S.R.A.F. (Social Revolutionary Anarchist Federation) found the anarchists/libertarians as one, republishing the 1963 Libertarian League text, "What We Stand For, whose first line shows precisely where the influence on groups like For Ourselves (Berkeley), Black & Red (Detroit), Point Blank (San Francisco), Negation (Berkeley), Root & Branch, Situationist International, and Solidarity (London) are commonly-rooted:
The “free” world is not free; the “communist” world is not communist. We reject both: one is becoming totalitarian; the other is already so.
Their current power structure leads inexorably to atomic war and the probable destruction of the human race.
We charge that both systems engender servitude. Pseudo-freedom based on economic slavery is no better than pseudo-freedom based on political slavery.
The monopoly of power which is the state must be eliminated. Government itself, as well as its underlying institutions, perpetuates war, oppression, corruption, exploitation, and misery.
We advocate a world-wide society of communities and councils based on cooperation and free agreement from the bottom (federalism) instead of coercion and domination from the top (centralism). Regimentation of people must be replaced by regulation of things.
Freedom without socialism is chaotic, but socialism without freedom is despotic. Libertarianism is free socialism.
These ideas are expanded upon in the provisional statement of the principles of the Libertarian League and in other literature that will be supplied free on request.
*******
LIBERTARIAN LEAGUE
New York 3, N.Y.
[from
http://radicalarchives.org/2010/05/11/libertarian-league-manifesto/
Now, we hopefully can more clearly sense both "anarchism" and "libertarianism" as moments of each other, fragmented, inverted, and recuperated in both terminology and movement, just like the Democrat and Republican party organizations (which are neither for democracy nor a sovereign republic), so that all history is obscured, obfuscated, obliterated.
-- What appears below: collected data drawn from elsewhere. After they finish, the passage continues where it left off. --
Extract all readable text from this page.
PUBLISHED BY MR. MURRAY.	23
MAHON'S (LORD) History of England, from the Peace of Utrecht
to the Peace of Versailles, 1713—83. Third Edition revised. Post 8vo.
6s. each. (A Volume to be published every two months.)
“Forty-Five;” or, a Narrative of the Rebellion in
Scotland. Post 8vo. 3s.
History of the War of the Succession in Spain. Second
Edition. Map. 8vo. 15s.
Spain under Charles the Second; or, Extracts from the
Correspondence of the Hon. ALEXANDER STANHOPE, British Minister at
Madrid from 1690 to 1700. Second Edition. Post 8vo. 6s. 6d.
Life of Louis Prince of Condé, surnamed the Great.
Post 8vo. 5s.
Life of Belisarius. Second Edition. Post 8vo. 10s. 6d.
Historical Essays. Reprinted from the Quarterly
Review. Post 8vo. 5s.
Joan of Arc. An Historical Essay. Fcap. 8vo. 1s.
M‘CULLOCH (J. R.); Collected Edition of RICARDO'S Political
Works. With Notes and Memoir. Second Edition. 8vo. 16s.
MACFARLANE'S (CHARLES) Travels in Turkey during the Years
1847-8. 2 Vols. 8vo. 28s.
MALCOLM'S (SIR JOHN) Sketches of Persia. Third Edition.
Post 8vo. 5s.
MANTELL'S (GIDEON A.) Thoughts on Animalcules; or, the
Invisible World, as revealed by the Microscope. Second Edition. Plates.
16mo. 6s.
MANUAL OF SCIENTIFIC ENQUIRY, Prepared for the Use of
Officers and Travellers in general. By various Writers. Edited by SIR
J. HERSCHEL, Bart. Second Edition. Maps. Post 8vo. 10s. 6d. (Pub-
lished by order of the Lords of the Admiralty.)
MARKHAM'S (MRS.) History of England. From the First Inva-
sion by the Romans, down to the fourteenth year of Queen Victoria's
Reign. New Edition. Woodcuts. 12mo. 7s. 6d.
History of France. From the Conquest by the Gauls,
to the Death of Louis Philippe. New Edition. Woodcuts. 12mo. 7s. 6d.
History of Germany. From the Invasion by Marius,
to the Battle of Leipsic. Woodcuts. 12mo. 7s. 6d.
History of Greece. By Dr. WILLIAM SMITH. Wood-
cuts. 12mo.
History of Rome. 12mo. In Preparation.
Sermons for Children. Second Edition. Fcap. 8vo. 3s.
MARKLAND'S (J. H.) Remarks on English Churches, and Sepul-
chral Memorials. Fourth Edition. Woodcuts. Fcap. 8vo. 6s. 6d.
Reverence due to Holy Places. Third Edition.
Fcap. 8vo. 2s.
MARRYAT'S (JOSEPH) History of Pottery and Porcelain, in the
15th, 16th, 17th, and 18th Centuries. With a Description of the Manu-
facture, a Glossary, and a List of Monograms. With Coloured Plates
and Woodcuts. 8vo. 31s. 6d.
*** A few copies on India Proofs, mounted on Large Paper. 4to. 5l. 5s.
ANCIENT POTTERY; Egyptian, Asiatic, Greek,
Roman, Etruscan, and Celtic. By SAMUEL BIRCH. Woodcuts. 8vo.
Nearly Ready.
Agents of the Realm distribute and manifest the "lifestyled" falsifications of each grassroot socially-formalized [self-]movement, and all resistance becomes servile to the very system it spectacularly "resists" and pretends to be resisting....
Current and intentionally-misused terminology is a moment of the bigger lie. It suppresses, distorts, fragmentizes, and hides us from our own[ership of] history, and history-making subjective power. In many cases it even rejects history entirely (as in the pretense to "objective" deconstructive attacks upon socio-historical connectivity, severing terminological connecting "lines" between the fragmented "dots". The only "objective" is in turning human "subjects" into [state] capital's "objects".
Self-management is the enemy of inversive and invasive mediation, and knows itself to be!